After identity, MCPG asks: can this caller do this thing? Three policy engines ship out of the box. They have very different ergonomics; pick one based on what your team already knows or chain them for defense-in-depth.
The engines
| Plugin | Best for | Languages |
|---|---|---|
policy.cedar | Sub-millisecond evaluation, structured conditions | Cedar (AWS) |
policy.opa | Existing Rego policies, complex data lookups | Rego |
policy.casbin | RBAC / ABAC with explainable denies | Casbin DSLs (RBAC, ACL, ABAC) |
All three plugins implement the same policy_engine trait, which means they compose:
chain them and every decision must pass every engine. Obligations and redactions stack.
Cedar (recommended for new deployments)
Fast, in-process, hot-reloadable. Sub-millisecond per evaluation:
// policies/admin.cedar
permit (
principal in Group::"platform",
action == Action::"github.list_repos",
resource == Tool::"github"
);
// policies/redact.cedar
@redact(field="email")
permit (
principal,
action == Action::"users.list",
resource == Tool::"directory"
);
Wire it up:
policy:
- id: cedar
type: policy.cedar
bundle: ./policies/
hot_reload: true
The @redact annotation is a Cedar extension specific to MCPG — the gateway applies
field-level redaction post-dispatch when the policy permits with redactions.
OPA (Rego)
If you already have Rego policies, use OPA. Two modes:
Embedded WASM — compile your bundle to WASM with opa build -t wasm and run it
in-process. No external OPA daemon, sub-millisecond evaluation.
policy:
- id: opa
type: policy.opa
mode: embedded
bundle: ./bundle.tar.gz
Remote REST — talk to a separate OPA service. Useful if you already operate OPA as a control plane.
policy:
- id: opa
type: policy.opa
mode: remote
url: http://opa.svc.cluster.local:8181/v1/data/mcpg/allow
timeout: 50ms
fail_open: false
Casbin
When your model is fundamentally RBAC or ABAC and you want explainable denies:
policy:
- id: casbin
type: policy.casbin
model: ./model.conf
policy: ./policy.csv
explain: true # include deny reasons in the audit log
The explain mode logs which rule denied on every deny — invaluable for debugging
"why was this blocked".
Composition
Run multiple engines in a chain. Every engine must permit:
policy:
- id: cedar # fast structural check
type: policy.cedar
bundle: ./cedar/
- id: opa-data # data-heavy lookup against an external policy store
type: policy.opa
mode: remote
url: http://opa.svc/v1/data/mcpg/allow
If Cedar denies, OPA isn't called. If Cedar permits but OPA denies, the request is
denied. Obligations from both stack: e.g. Cedar requests redaction of email, OPA
requests redaction of phone — both happen.

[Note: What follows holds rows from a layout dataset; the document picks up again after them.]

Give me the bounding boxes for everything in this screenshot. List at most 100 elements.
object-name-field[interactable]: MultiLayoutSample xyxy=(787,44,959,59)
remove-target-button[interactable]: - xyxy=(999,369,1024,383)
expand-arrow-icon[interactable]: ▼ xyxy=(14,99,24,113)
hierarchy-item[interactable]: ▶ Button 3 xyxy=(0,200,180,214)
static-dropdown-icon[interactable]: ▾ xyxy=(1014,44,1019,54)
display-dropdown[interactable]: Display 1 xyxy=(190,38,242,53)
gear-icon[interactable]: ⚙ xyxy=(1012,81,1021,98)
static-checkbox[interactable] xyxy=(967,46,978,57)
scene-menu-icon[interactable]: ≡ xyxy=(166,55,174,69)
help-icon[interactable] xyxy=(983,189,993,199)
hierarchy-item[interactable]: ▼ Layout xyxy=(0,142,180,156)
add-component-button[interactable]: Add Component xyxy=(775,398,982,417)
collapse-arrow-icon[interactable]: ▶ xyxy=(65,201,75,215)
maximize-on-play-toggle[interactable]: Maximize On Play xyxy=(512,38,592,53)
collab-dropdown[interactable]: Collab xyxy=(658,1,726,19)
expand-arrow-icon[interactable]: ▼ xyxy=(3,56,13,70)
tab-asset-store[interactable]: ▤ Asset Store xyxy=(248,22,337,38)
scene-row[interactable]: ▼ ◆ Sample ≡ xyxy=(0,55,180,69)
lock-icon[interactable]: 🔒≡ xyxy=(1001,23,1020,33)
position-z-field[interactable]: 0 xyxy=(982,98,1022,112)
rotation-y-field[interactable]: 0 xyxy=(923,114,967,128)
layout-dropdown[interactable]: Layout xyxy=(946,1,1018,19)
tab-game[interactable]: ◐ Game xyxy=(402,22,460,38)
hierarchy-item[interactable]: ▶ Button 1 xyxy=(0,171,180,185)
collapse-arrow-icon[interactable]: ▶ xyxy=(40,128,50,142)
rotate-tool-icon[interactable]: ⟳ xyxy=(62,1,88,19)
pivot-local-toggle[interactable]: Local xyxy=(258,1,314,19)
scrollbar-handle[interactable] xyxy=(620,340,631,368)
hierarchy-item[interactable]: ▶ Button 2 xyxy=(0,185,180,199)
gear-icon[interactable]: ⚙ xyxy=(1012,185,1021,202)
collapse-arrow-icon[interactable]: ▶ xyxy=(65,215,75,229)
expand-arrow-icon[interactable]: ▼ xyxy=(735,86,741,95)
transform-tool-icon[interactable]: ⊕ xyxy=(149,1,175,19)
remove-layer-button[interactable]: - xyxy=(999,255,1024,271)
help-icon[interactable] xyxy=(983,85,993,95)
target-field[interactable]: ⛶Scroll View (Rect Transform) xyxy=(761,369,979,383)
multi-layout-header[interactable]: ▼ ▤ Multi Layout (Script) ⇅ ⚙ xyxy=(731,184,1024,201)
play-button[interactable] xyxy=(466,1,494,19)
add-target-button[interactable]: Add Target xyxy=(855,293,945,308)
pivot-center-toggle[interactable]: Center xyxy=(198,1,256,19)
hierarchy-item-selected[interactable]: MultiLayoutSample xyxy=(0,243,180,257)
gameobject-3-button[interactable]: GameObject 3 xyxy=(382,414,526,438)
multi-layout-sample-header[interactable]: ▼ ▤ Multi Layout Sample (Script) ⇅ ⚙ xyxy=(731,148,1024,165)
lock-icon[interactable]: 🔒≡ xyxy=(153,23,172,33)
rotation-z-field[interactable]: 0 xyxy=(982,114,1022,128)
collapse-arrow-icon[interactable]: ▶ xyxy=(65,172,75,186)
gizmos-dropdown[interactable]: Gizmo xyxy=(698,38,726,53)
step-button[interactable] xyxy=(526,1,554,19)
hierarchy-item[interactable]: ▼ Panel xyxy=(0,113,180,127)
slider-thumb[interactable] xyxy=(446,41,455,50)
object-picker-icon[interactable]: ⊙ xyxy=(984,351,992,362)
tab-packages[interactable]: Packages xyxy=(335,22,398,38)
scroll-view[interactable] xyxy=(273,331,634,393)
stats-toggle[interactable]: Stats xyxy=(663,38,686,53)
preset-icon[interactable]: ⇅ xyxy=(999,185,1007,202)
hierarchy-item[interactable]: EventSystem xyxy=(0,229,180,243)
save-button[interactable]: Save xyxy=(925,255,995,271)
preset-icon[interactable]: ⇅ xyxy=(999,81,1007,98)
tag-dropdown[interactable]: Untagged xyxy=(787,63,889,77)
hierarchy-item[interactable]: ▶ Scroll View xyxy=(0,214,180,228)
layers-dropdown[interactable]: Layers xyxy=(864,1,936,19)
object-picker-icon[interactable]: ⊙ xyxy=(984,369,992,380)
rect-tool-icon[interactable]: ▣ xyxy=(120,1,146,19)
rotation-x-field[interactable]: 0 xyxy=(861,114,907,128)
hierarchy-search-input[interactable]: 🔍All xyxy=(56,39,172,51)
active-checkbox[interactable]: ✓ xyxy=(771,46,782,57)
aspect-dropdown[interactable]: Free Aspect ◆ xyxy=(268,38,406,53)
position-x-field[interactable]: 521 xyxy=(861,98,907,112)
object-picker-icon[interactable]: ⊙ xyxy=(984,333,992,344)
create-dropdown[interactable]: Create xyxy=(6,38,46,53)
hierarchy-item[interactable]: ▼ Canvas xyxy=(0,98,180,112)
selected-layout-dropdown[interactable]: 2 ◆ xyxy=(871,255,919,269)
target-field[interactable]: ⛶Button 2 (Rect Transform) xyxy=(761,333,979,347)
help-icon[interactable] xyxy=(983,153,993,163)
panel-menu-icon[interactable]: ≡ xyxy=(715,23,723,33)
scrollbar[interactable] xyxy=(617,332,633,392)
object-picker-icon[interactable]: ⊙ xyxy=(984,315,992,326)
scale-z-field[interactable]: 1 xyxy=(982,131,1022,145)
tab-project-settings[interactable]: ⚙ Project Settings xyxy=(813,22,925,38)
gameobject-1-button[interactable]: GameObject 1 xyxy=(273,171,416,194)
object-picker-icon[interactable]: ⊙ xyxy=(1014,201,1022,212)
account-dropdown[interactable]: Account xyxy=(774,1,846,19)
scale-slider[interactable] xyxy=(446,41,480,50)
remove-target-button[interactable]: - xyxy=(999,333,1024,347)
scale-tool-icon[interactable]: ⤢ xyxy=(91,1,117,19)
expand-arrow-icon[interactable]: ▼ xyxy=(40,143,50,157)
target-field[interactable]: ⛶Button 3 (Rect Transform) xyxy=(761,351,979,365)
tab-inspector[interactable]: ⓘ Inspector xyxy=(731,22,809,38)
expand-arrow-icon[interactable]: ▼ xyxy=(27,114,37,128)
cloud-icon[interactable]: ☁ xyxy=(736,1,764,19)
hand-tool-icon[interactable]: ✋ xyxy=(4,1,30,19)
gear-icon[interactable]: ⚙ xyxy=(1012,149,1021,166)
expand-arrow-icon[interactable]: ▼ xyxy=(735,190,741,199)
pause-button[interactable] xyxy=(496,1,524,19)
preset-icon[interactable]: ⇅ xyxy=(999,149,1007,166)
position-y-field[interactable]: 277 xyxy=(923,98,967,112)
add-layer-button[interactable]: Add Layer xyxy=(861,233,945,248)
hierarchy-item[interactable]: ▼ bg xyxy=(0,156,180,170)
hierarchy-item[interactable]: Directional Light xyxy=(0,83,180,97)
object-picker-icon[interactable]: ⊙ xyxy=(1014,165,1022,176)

Per-tool, per-binding, or global
Policy applies wherever you wire it:
# Global — every tool call
policy:
- id: cedar
type: policy.cedar
# Per-binding — only this binding's tools
bindings:
- id: github
type: http
policy:
- id: cedar-github
type: policy.cedar
bundle: ./policies/github/
# Per-tool — only one specific tool
bindings:
- id: github
tools:
- name: delete_repo
policy:
- id: human-approval
type: security.tool-gate-slack-approval
channel: '#prod-approvals'
The chain accumulates: a delete_repo call goes through global → binding → tool
policies in that order.
Audit
Every decision (permit, deny, with-obligations) writes an audit row. The audit ledger is chained per-org with Ed25519 signatures so tampering is detectable. See the observability deep-dive article for the audit storage model.